Bills linebacker Kawika Mitchell is teaming up with New York Giants defensive end Mathias Kiwanuka in a charity effort to help villages in Kiwanuka's native Uganda, while also taking in some of the unique experiences that the African nation has to offer. In this installment of Mitchell's blog from Uganda, the Bills linebacker shares his induction into an Ugandan tribe and gives an update on the running water project for a local school.
Well Bills fans this trip to Uganda could not be all play and no work, so Mathias and I got a good workout in Thursday morning.
I got my work done in the pool, where I did sprints and different stretches. Remember I'm still rehabbing from my torn quadricep. Things are good though. I'm pleased with my progress. We followed up the pool work with a good circuit in the gym at the hotel. Normal intense work.
As I mentioned in my last entry we were scheduled to attend a tribal dance performance. There was no real dress code for the event although the majority of people here, especially the elders, are usually dressed nice. Most wear button up shirts, slacks and a sport coat, even as hot as it is here.
One of the best parts of the event was when they presented us with a Lubugo, which is a piece of clothing that's been made by hand since the old days. One of the performances was a description of how they make the clothing and after the dance/story Mathias' grandfather presented us with the Lubugos.
The process was also a ceremony welcoming us into the Buganda family/tribe. The Buganda Tribe is the people of East Uganda and is the single largest tribe of Uganda.

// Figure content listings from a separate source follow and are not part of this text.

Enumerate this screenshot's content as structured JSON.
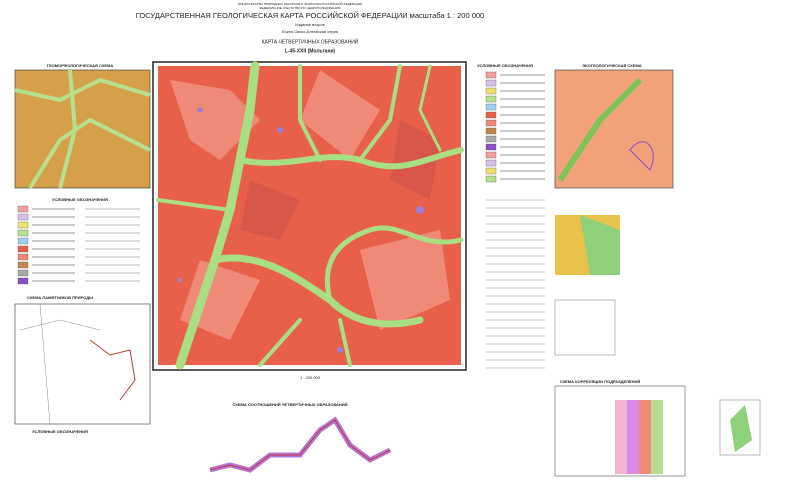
{
  "header": {
    "ministry": "МИНИСТЕРСТВО ПРИРОДНЫХ РЕСУРСОВ И ЭКОЛОГИИ РОССИЙСКОЙ ФЕДЕРАЦИИ",
    "agency": "ФЕДЕРАЛЬНОЕ АГЕНТСТВО ПО НЕДРОПОЛЬЗОВАНИЮ",
    "title": "ГОСУДАРСТВЕННАЯ ГЕОЛОГИЧЕСКАЯ КАРТА РОССИЙСКОЙ ФЕДЕРАЦИИ масштаба 1 : 200 000",
    "edition": "Издание второе",
    "series": "Южно-Окско-Алтайская серия",
    "map_title": "КАРТА ЧЕТВЕРТИЧНЫХ ОБРАЗОВАНИЙ",
    "sheet": "L-45-XXII (Мольгани)"
  },
  "panels": {
    "geomorph": "ГЕОМОРФОЛОГИЧЕСКАЯ СХЕМА",
    "left_legend": "УСЛОВНЫЕ ОБОЗНАЧЕНИЯ",
    "nature": "СХЕМА ПАМЯТНИКОВ ПРИРОДЫ",
    "bottom_legend": "УСЛОВНЫЕ ОБОЗНАЧЕНИЯ",
    "main_legend": "УСЛОВНЫЕ ОБОЗНАЧЕНИЯ",
    "eco": "ЭКОГЕОЛОГИЧЕСКАЯ СХЕМА",
    "profile": "СХЕМА СООТНОШЕНИЙ ЧЕТВЕРТИЧНЫХ ОБРАЗОВАНИЙ",
    "correlation": "СХЕМА КОРРЕЛЯЦИИ ПОДРАЗДЕЛЕНИЙ",
    "scale": "1 : 200 000"
  }
}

It was explained to me as "everyone, everything around me." It was an unexpected event but a very special one.
The dances were performed by some of the students of the school. They did three different dances. The first described the making of the lubugo. The second was the story of boys becoming men and the growth they go through before finding a wife and having their own family. Last, was another welcoming dance, which included one that asked for offerings. All of the dances had a sense of humor to them, especially the last dance. You had to see it to know what I mean by that.
After the ceremony we met with the staff of the school as well as the contractor of the running water project and discussed the details of how the water will be pumped and stored. It was a question and answer session for us to become familiar with the process.

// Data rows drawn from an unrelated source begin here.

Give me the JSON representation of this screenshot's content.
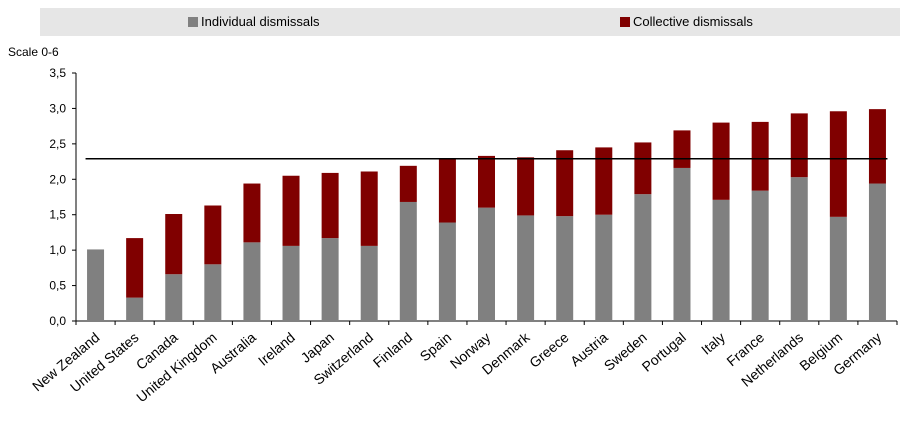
{
  "chart_data": {
    "type": "bar",
    "stacked": true,
    "ylabel": "Scale 0-6",
    "ylim": [
      0,
      3.5
    ],
    "yticks": [
      "0,0",
      "0,5",
      "1,0",
      "1,5",
      "2,0",
      "2,5",
      "3,0",
      "3,5"
    ],
    "categories": [
      "New Zealand",
      "United States",
      "Canada",
      "United Kingdom",
      "Australia",
      "Ireland",
      "Japan",
      "Switzerland",
      "Finland",
      "Spain",
      "Norway",
      "Denmark",
      "Greece",
      "Austria",
      "Sweden",
      "Portugal",
      "Italy",
      "France",
      "Netherlands",
      "Belgium",
      "Germany"
    ],
    "series": [
      {
        "name": "Individual dismissals",
        "color": "#808080",
        "values": [
          1.01,
          0.33,
          0.66,
          0.8,
          1.11,
          1.06,
          1.17,
          1.06,
          1.68,
          1.39,
          1.6,
          1.49,
          1.48,
          1.5,
          1.79,
          2.16,
          1.71,
          1.84,
          2.03,
          1.47,
          1.94
        ]
      },
      {
        "name": "Collective dismissals",
        "color": "#800000",
        "values": [
          0.0,
          0.84,
          0.85,
          0.83,
          0.83,
          0.99,
          0.92,
          1.05,
          0.51,
          0.91,
          0.73,
          0.82,
          0.93,
          0.95,
          0.73,
          0.53,
          1.09,
          0.97,
          0.9,
          1.49,
          1.05
        ]
      }
    ],
    "reference_line": {
      "value": 2.29,
      "color": "#000000"
    },
    "legend_placement": "top",
    "grid": false
  }
}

Mathias has already donated enough to start the project and the rest of the money will come from other sources, such as, myself, my close friend Brian Schoenbaum, who accompanied us on the trip, and any other outside sources available. The timeline of the process has yet to be determined but the work will be done as soon as possible.
They asked us to say a few words including what our professions are and when I said I played professional football, none of the kids really had any idea what that was. Professionals to them are considered doctors, lawyers and such. It definitely puts things into perspective when people don't even know what it is I do for a living or the simple fact that I get paid to do it.
The trip is winding down, but we've got more visiting and learning about the country for the rest of our stay. I'm lucky to be here with locals and people that have so much knowledge of this land and its history. Catch up with you Bills fans when my trip comes to a close.